Self-denial. What an utterly frightening term. Just hearing it conjures up thoughts of all of a sudden giving up following my sports teams, (an idolatrous)desire for relationships, love of food and control over my time...in entirety. Yet, as a Christian, this is what I have been called to. Deny self for Christ and the Church.
Is there a balance here? Can I still hold on to some of the things I like as long as they do not become idolatrous? How can they not become idolatrous? If I share these experience with others, does that make it OK?
I'm probably asking the wrong questions if I want to know how much I can hold on to these things. Without a doubt, I will hang on to some of these likes/idols (?).
Whatever the answer, I must daily remind myself of how great a gift I have been given and that I am called to live accordingly. Who or what else can provide me with salvation, justification, forgiveness of sins? Who or what else promises me eternal life?
I have recently let my mind be clouded with desires for a great many things, things that are not inherently sinful, but have probably led me to sin as a result of the emphasis I've placed on them.
Admittedly, I'm afraid to dive in again. A young woman recently remarked to me saying, "I find it hard to pray to God because He takes so long to answer or things don't turn out the way I pray for." I, too, have fallen into such near-sighted hopelessness. But then, why am I praying? Too often, I find myself praying that things would go MY way, rather than God's. No wonder I'm disappointed.

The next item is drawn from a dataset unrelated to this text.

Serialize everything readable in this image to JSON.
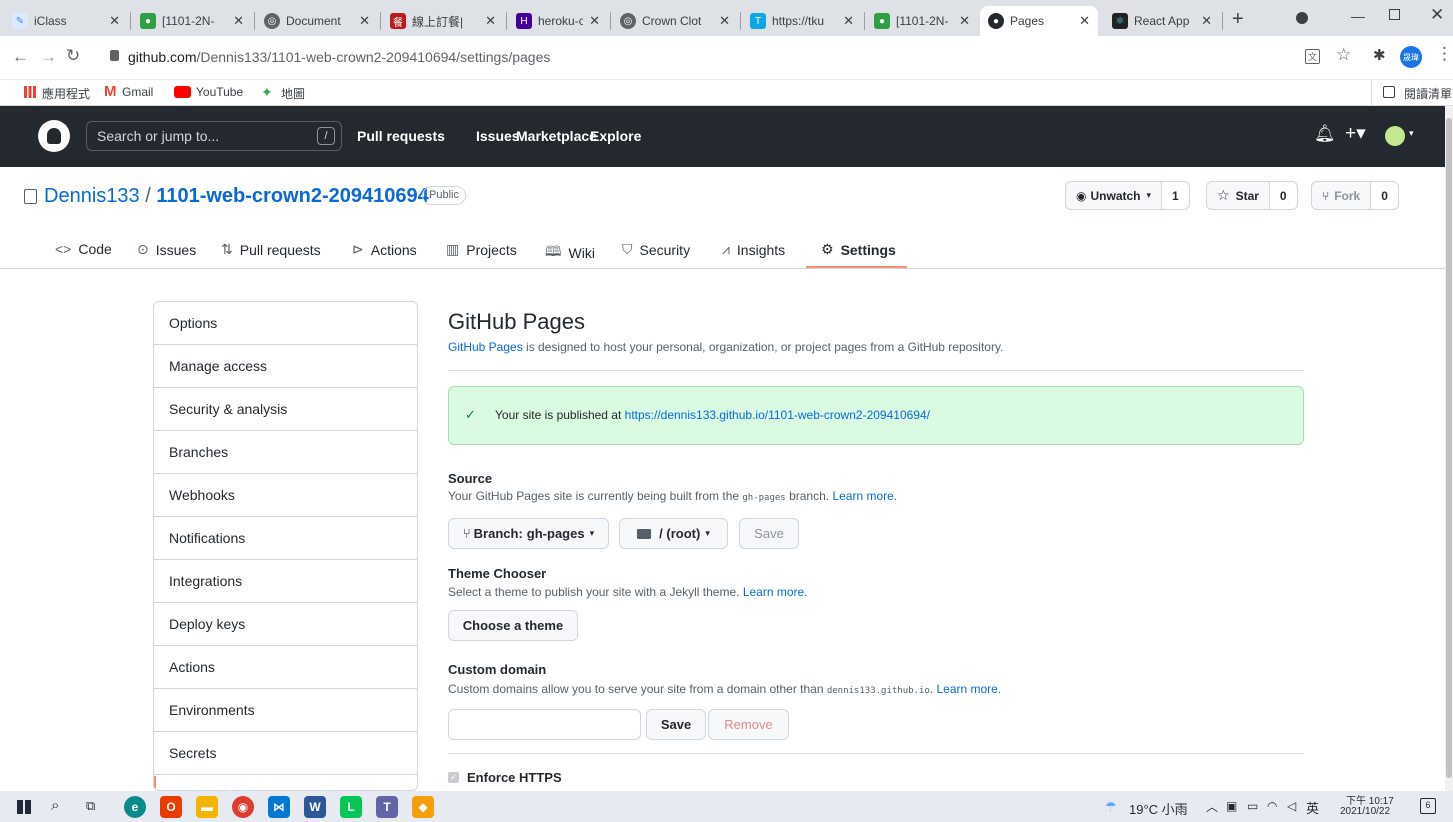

Certainly, my mindset needs to change.
The Gospel must be part of my life each day so I am reminded of what a great gift I've been given and, thus, prayer and self-denial are 'easier'. Though, I'm sure that this road is marked with suffering, hope is in the end of the world and the new world to come, not the world itself and what it offers.

To those so inclined, help to pray that I may see it so. Because, too often, I do not.